I’ve tried mixing it up, and tried to sound like I knew what I was even talking about. Writing things like “…sounds like Sonic Youth and The Replacements got together and covered Marquee Moon” came off as me sounding like some pompous asshole. Dauntingly pompous. When I finally came to terms with this problem I chalked it up to maturity. I figured it to be that when you get to be a certain age, and you have been doing something you love for the better part of your life, certain aspects which at once seemed imperative became inconsequential.
In the same vein, the newly-formed D.C. trio Jauze categorizes their songs on Two Demos as simply “garage-y fuzzpop or whatever made by Erik Sleight, John Scoops & Ryan McLaughlin.” It is that laid-back description which exhibits their maturity, and suggests that Jauze is a vehicle for which making music is the prime focus. And rightly so, as Jauze’s members have been an integral part of the D.C. music scene long enough that they no longer have use for such trifling formalities as to describe in great detail what their band sounds like. McLaughlin also fronts fuzz auteurs Polyon, plays with Sleight in Joy Buttons and previously played with Scoops in Typefighter. They’ve seen the scene change over the years and they’ve become wiser to the comings and goings of being in a band.
This past scene gets drudged up on “Maybe You Did,” as McLaughlin weighs in with “But you don’t know when to quit/ this town got loud and we’re older now/It’s not word of mouth who you are,” and in a later verse states “this town got crowded.” Noticeably though, through the ragged eruption of fuzz-heavy riffs, McLaughlin seems to be speaking to himself, coming to terms with his epiphany that the clubs and bars of his late youth have become populated by kids who don’t look old enough to be there, and the ones who used to be there having moved on.
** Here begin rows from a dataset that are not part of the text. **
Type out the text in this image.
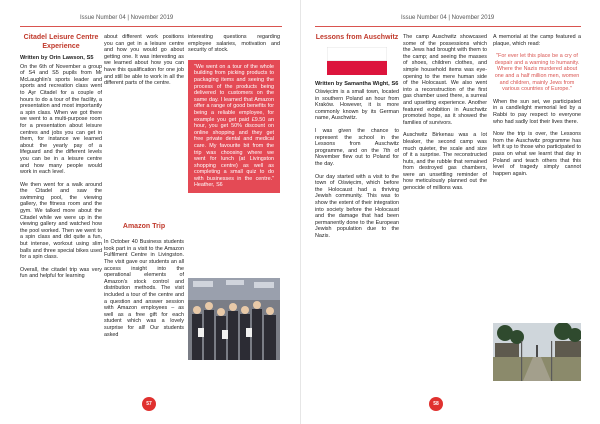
Issue Number 04 | November 2019
Citadel Leisure Centre Experience
Written by Orin Lawson, S5

On the 6th of November a group of S4 and S5 pupils from Mr McLaughlin's sports leader and sports and recreation class went to Ayr Citadel for a couple of hours to do a tour of the facility, a presentation and most importantly a spin class. When we got there we went to a multi-purpose room for a presentation about leisure centres and jobs you can get in them, for instance we learned about the yearly pay of a lifeguard and the different levels you can be in a leisure centre and how many people would work in each level.

We then went for a walk around the Citadel and saw the swimming pool, the viewing gallery, the fitness room and the gym. We talked more about the Citadel while we were up in the viewing gallery and watched how the pool worked. Then we went to a spin class and did quite a fun, but intense, workout using slim balls and three special bikes used for a spin class.

Overall, the citadel trip was very fun and helpful for learning

about different work positions you can get in a leisure centre and how you would go about getting one. It was interesting as we learned about how you can have this qualification for one job and still be able to work in all the different parts of the centre.

Amazon Trip

In October 40 Business students took part in a visit to the Amazon Fulfilment Centre in Livingston. The visit gave our students an all access insight into the operational elements of Amazon's stock control and distribution methods. The visit included a tour of the centre and a question and answer session with Amazon employees – as well as a free gift for each student which was a lovely surprise for all! Our students asked

interesting questions regarding employee salaries, motivation and security of stock.

"We went on a tour of the whole building from picking products to packaging items and seeing the process of the products being delivered to customers on the same day. I learned that Amazon offer a range of good benefits for being a reliable employee, for example you get paid £9.50 an hour, you get 50% discount on online shopping and they get free private dental and medical care. My favourite bit from the trip was choosing where we went for lunch (at Livingston shopping centre) as well as completing a small quiz to do with businesses in the centre." Heather, S6
57
Issue Number 04 | November 2019
Lessons from Auschwitz
Written by Samantha Wight, S6

Oświęcim is a small town, located in southern Poland an hour from Kraków. However, it is more commonly known by its German name, Auschwitz.

I was given the chance to represent the school in the Lessons from Auschwitz programme, and on the 7th of November flew out to Poland for the day.

Our day started with a visit to the town of Oświęcim, which before the Holocaust had a thriving Jewish community. This was to show the extent of their integration into society before the Holocaust and the damage that had been permanently done to the European Jewish population due to the Nazis.

The camp Auschwitz showcased some of the possessions which the Jews had brought with them to the camp; and seeing the masses of shoes, children clothes, and simple household items was eye-opening to the mere human side of the Holocaust. We also went into a reconstruction of the first gas chamber used there, a surreal and upsetting experience. Another featured exhibition in Auschwitz promoted hope, as it showed the families of survivors.

Auschwitz Birkenau was a lot bleaker, the second camp was much quieter, the scale and size of it a surprise. The reconstructed huts, and the rubble that remained from destroyed gas chambers, were an unsettling reminder of how meticulously planned out the genocide of millions was.

A memorial at the camp featured a plaque, which read:

"For ever let this place be a cry of despair and a warning to humanity. Where the Nazis murdered about one and a half million men, women and children, mainly Jews from various countries of Europe."

When the sun set, we participated in a candlelight memorial led by a Rabbi to pay respect to everyone who had sadly lost their lives there.

Now the trip is over, the Lessons from the Auschwitz programme has left it up to those who participated to pass on what we learnt that day in Poland and teach others that this level of tragedy simply cannot happen again.

58
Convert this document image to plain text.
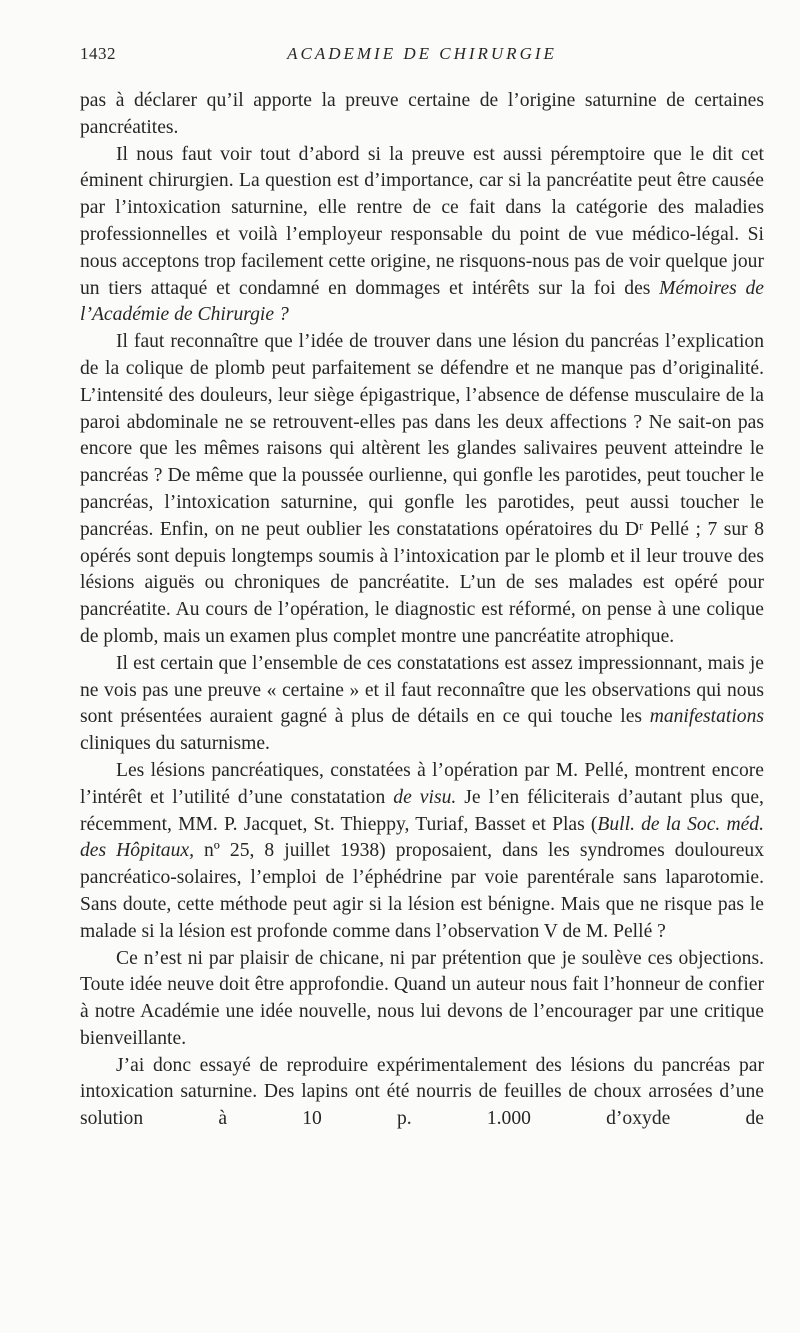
1432	ACADEMIE DE CHIRURGIE

pas à déclarer qu’il apporte la preuve certaine de l’origine saturnine de certaines pancréatites.

Il nous faut voir tout d’abord si la preuve est aussi péremptoire que le dit cet éminent chirurgien. La question est d’importance, car si la pancréatite peut être causée par l’intoxication saturnine, elle rentre de ce fait dans la catégorie des maladies professionnelles et voilà l’employeur responsable du point de vue médico-légal. Si nous acceptons trop facilement cette origine, ne risquons-nous pas de voir quelque jour un tiers attaqué et condamné en dommages et intérêts sur la foi des Mémoires de l’Académie de Chirurgie ?

Il faut reconnaître que l’idée de trouver dans une lésion du pancréas l’explication de la colique de plomb peut parfaitement se défendre et ne manque pas d’originalité. L’intensité des douleurs, leur siège épigastrique, l’absence de défense musculaire de la paroi abdominale ne se retrouvent-elles pas dans les deux affections ? Ne sait-on pas encore que les mêmes raisons qui altèrent les glandes salivaires peuvent atteindre le pancréas ? De même que la poussée ourlienne, qui gonfle les parotides, peut toucher le pancréas, l’intoxication saturnine, qui gonfle les parotides, peut aussi toucher le pancréas. Enfin, on ne peut oublier les constatations opératoires du Dʳ Pellé ; 7 sur 8 opérés sont depuis longtemps soumis à l’intoxication par le plomb et il leur trouve des lésions aiguës ou chroniques de pancréatite. L’un de ses malades est opéré pour pancréatite. Au cours de l’opération, le diagnostic est réformé, on pense à une colique de plomb, mais un examen plus complet montre une pancréatite atrophique.

Il est certain que l’ensemble de ces constatations est assez impressionnant, mais je ne vois pas une preuve « certaine » et il faut reconnaître que les observations qui nous sont présentées auraient gagné à plus de détails en ce qui touche les manifestations cliniques du saturnisme.

Les lésions pancréatiques, constatées à l’opération par M. Pellé, montrent encore l’intérêt et l’utilité d’une constatation de visu. Je l’en féliciterais d’autant plus que, récemment, MM. P. Jacquet, St. Thieppy, Turiaf, Basset et Plas (Bull. de la Soc. méd. des Hôpitaux, nº 25, 8 juillet 1938) proposaient, dans les syndromes douloureux pancréatico-solaires, l’emploi de l’éphédrine par voie parentérale sans laparotomie. Sans doute, cette méthode peut agir si la lésion est bénigne. Mais que ne risque pas le malade si la lésion est profonde comme dans l’observation V de M. Pellé ?

Ce n’est ni par plaisir de chicane, ni par prétention que je soulève ces objections. Toute idée neuve doit être approfondie. Quand un auteur nous fait l’honneur de confier à notre Académie une idée nouvelle, nous lui devons de l’encourager par une critique bienveillante.

J’ai donc essayé de reproduire expérimentalement des lésions du pancréas par intoxication saturnine. Des lapins ont été nourris de feuilles de choux arrosées d’une solution à 10 p. 1.000 d’oxyde de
There’s more introspection on the decision making, smash and bang “Want/Need.” The title alone screams of maturity and sacrifice, of drawing a line down the middle of a piece of paper and placing things on either side based on the current state of life’s priorities. Of those priorities, McLaughlin states “I get it backwards half the time” and “Don’t make me hopeful by giving me things that I don’t earn,” chiming like a mantra of self-reflection.
The two tracks on Two Demos are not the un-fleshed sketches their title seemingly implicates, but rather sound as whole and fully realized as anything else the three have accomplished elsewhere. In fact, Two Demos feels like the first stage of a climb, like a brief look back at the journey so far from a slightly higher plateau.